“La libertà” di Gaber contro l’oppressione

Vorrei essere libero, libero come un uomo”.

Così inizia La libertà, celeberrimo pezzo in cui Giorgio Gaber spiega ai suoi ascoltatori quale sia, per lui, il significato di questa parola tanto amata quanto inflazionata. Lo fa in modo del tutto naturale, con delle immagini semplici ma mai banali, che non possono essere comprese che superficialmente da un ascoltatore distratto.

Si tratta, in effetti, di una parola “trasformista”, che può assumere diversi significati a seconda del contesto in cui viene pronunciata e a seconda della bocca che la pronuncia.

Potremmo addirittura ipotizzare che nel mondo esistano tanti significati di “libertà” quante persone.

“La libertà non è uno spazio libero. Libertà è partecipazione”.

Quando nasce La libertà?

Era il 1972 quando, nel clima ancora infuocato dalle ferventi lotte sociali degli anni appena passati, La libertà venne pubblicata per la prima volta nell’album Dialogo tra un impegnato e un non so, che prende il nome dal titolo dell’omonimo spettacolo teatrale tenuto a Genova dal Signor G nel novembre dello stesso anno.

Ci troviamo in un momento storico che ha fatto della rottura col passato il suo punto cardine, un momento durante il quale la voglia di proiettarsi in un futuro migliore, che garantisse più ampi diritti e una maggiore uguaglianza sociale, muoveva gli animi di migliaia di persone.

Eppure, è lecito fare un salto temporale a ritroso di circa trent’anni quando la stessa libertà, reclamata a gran voce dai manifestanti del sessantotto e da Gaber stesso nella sua canzone, stava lentamente risollevando il capo dopo anni di oppressioni da parte di un regime totalitario che faceva di violenza e repressione i suoi cavalli di battaglia.

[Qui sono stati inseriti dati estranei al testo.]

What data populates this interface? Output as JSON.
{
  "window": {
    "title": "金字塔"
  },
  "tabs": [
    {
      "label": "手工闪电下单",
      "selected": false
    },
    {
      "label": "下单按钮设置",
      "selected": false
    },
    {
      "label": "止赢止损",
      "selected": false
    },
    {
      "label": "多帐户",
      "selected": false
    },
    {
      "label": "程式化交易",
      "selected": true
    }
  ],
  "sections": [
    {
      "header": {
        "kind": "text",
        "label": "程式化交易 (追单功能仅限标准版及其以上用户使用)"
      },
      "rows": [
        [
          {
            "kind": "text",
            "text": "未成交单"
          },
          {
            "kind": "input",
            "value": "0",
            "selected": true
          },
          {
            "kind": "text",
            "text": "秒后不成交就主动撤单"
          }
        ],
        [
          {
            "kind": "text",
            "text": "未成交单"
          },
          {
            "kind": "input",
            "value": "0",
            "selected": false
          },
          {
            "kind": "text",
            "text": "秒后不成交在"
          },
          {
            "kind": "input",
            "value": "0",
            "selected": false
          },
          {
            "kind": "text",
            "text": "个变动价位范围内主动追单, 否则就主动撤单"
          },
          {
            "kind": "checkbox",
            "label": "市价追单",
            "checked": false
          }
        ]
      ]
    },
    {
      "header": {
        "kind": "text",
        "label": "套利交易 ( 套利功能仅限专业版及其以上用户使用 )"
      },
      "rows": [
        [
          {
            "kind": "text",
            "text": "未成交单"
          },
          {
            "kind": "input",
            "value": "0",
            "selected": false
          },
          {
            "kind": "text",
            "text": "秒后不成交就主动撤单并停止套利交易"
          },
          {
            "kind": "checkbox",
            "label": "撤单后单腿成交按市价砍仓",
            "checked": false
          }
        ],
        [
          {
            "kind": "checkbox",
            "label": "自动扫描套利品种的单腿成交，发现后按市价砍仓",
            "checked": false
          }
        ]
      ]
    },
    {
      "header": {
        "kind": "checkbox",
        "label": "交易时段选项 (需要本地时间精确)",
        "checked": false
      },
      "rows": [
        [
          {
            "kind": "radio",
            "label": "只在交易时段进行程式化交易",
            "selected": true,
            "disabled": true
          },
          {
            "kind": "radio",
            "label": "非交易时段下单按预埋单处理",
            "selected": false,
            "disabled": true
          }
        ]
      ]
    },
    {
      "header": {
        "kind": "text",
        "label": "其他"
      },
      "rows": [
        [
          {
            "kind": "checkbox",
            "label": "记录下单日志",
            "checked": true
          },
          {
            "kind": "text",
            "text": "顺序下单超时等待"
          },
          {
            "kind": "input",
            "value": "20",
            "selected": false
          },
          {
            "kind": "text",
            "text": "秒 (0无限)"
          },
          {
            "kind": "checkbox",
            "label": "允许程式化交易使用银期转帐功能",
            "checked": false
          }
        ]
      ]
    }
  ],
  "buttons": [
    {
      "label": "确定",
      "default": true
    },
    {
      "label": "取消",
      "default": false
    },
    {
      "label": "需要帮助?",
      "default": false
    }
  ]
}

“(Libero) come un uomo che ha bisogno di spaziare con la propria fantasia e che trova questo spazio solamente nella sua democrazia”.

La democrazia è partecipazione

Gaber parla di democrazia e di partecipazione, un binomio inscindibile poiché la democrazia può esistere e prosperare solo nella condizione in cui le parti che la compongono cooperino per il bene comune.

Tutto ciò è reso impossibile da un regime totalitario all’interno del quale, invece, una sola parte prevale sulle altre con il fine di perseguire obiettivi più o meno personali senza garantire, però, il benessere della collettività.

Gaber ci ha lasciato in eredità questo suo pezzo assieme ad altri fortemente ironici e critici verso alcune tipologie sociali, come Il conformista, per spostare l’attenzione sul modo di vivere in società che riteneva corretto.

E quando ha voglia di pensare pensa per sentito dire. Forse da buon opportunista si adegua senza farci caso e vive nel suo paradiso” (da “Il conformista”).

Si tratta, per lo più, di consigli sempre attuali che anche un ascoltatore dei giorni nostri può decidere di rendere propri per fare attivamente la propria parte in modo che le violenze e le usurpazioni commesse in passato non vengano mai più perpetrate.